Scientists who work in the Experimental Lakes Area focus on priorities such as water management, methodologies and methods for ecosystem assessment, ecosystem management and recovery, eutrophication, contamination, and climate change. Eutrophication refers to the harmful effects of algal blooms on marine and freshwater ecosystems due to the right amount of fertilizers, carbon dioxide, and sunlight. Algal blooms affect recreational water facilities, fisheries, drinking water, and aquatic ecosystems. The fact that toxic algae proliferate can have dramatic consequences. They have become a threat to public health in some parts of the world. In fact the Experimental Lakes Area was founded to address this issue, and there are projects underway at present. Ecosystem recovery is also a research priority, and experiments focus on different factors that aid recovery. Contaminants are monitored as well as the impact of ecosystem interactions on toxicity and the extent of contamination. Experiments in the area also include mercury and nanosilver. The latter is used across industries to manufacture washing machines, cutting boards, baby bottles, socks, etc. Scientists study the effect of nanosilver on ecosystem health and metabolism and how contamination affects fish populations. Scientists also experiment with mercury to study mercury in fish, released by coal-fired industrial plants.

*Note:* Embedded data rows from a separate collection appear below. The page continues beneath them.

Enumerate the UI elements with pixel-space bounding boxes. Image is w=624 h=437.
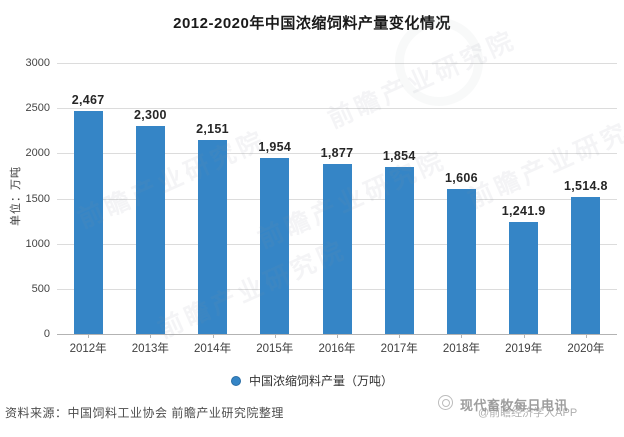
- publisher-watermark: 现代畜牧每日电讯 @前瞻经济学人APP: [438, 393, 624, 433]
- bar-value-label: 1,877: [320, 146, 354, 161]
- x-tick-label: 2016年: [318, 343, 356, 355]
- bar-value-label: 2,467: [71, 93, 105, 108]
- y-tick-label: 3000: [25, 57, 50, 69]
- bar: [73, 111, 103, 334]
- bar: [198, 139, 228, 334]
- watermark-app-text: @前瞻经济学人APP: [478, 407, 578, 419]
- x-tick-label: 2018年: [442, 343, 480, 355]
- bar: [509, 221, 539, 334]
- legend-label: 中国浓缩饲料产量（万吨）: [248, 374, 393, 388]
- bar-value-label: 2,151: [196, 121, 229, 136]
- watermark-publisher-text: 现代畜牧每日电讯: [460, 398, 569, 413]
- bar: [322, 164, 352, 334]
- y-tick-label: 0: [43, 328, 50, 340]
- y-tick-label: 1000: [25, 237, 50, 250]
- x-tick-label: 2013年: [131, 343, 169, 355]
- bar-value-label: 1,241.9: [501, 203, 546, 218]
- x-tick: [88, 334, 90, 338]
- gridline: [57, 108, 617, 110]
- x-tick-label: 2019年: [505, 343, 543, 355]
- x-tick: [337, 334, 338, 338]
- bar-value-label: 1,514.8: [563, 179, 608, 194]
- bar: [446, 188, 476, 334]
- x-tick-label: 2014年: [194, 343, 232, 355]
- bar-value-label: 1,954: [258, 139, 292, 154]
- bar-value-label: 1,606: [445, 170, 478, 185]
- gridline: [57, 63, 617, 64]
- x-tick: [274, 334, 276, 338]
- y-tick-label: 2000: [25, 147, 50, 160]
- x-tick: [150, 334, 152, 338]
- x-tick-label: 2017年: [380, 343, 418, 355]
- x-tick-label: 2012年: [69, 343, 107, 355]
- x-tick: [523, 334, 525, 338]
- plot-area: 2,467 2,300 2,151 1,954 1,877 1,854 1,606 1,241…: [57, 63, 617, 335]
- y-tick-label: 500: [31, 282, 50, 295]
- legend-marker-icon: [230, 375, 241, 386]
- gridline: [57, 153, 617, 155]
- y-tick-label: 1500: [25, 192, 50, 205]
- bar: [260, 157, 290, 334]
- bar-value-label: 2,300: [133, 108, 167, 123]
- source-note: 资料来源：中国饲料工业协会 前瞻产业研究院整理: [5, 406, 284, 420]
- x-tick: [399, 334, 401, 338]
- bar: [571, 197, 601, 334]
- chart-title: 2012-2020年中国浓缩饲料产量变化情况: [173, 15, 451, 32]
- bar-value-label: 1,854: [382, 148, 416, 163]
- publisher-logo-icon: [438, 395, 453, 410]
- x-tick: [461, 334, 463, 338]
- x-tick: [585, 334, 587, 338]
- y-tick-label: 2500: [25, 102, 50, 115]
- x-tick: [212, 334, 214, 338]
- x-tick-label: 2015年: [256, 343, 294, 355]
- bar: [384, 166, 414, 334]
- legend: 中国浓缩饲料产量（万吨）: [0, 372, 624, 389]
- x-tick-label: 2020年: [567, 343, 605, 355]
- bar: [135, 126, 165, 334]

Researchers in the Experimental Lakes Area increased the level of mercury deposition to prove that atmospheric deposition adversely affects fish populations. This experiment is conducted in support of legislation to reduce the level of mercury disposition in water supplies through scrubber installations on smokestacks. Radioisotopes in fish are the focus of another project that aims to study isotope change that took place as the result of nuclear bomb testing. Climate change due to changing patterns of precipitation and the global warming is also a research priority.  Climate change has a profound effect on ecosystem health not only in Canada but around the globe. Ongoing research in the lake area aims to examine the effect of climate change on lake ecosystems. The team of researchers works in collaboration with universities in Manitoba, Toronto, Minnesota, and Winnipeg as well as Environment Canada, the Ministry of Environment and Climate Change of Ontario, and other key players.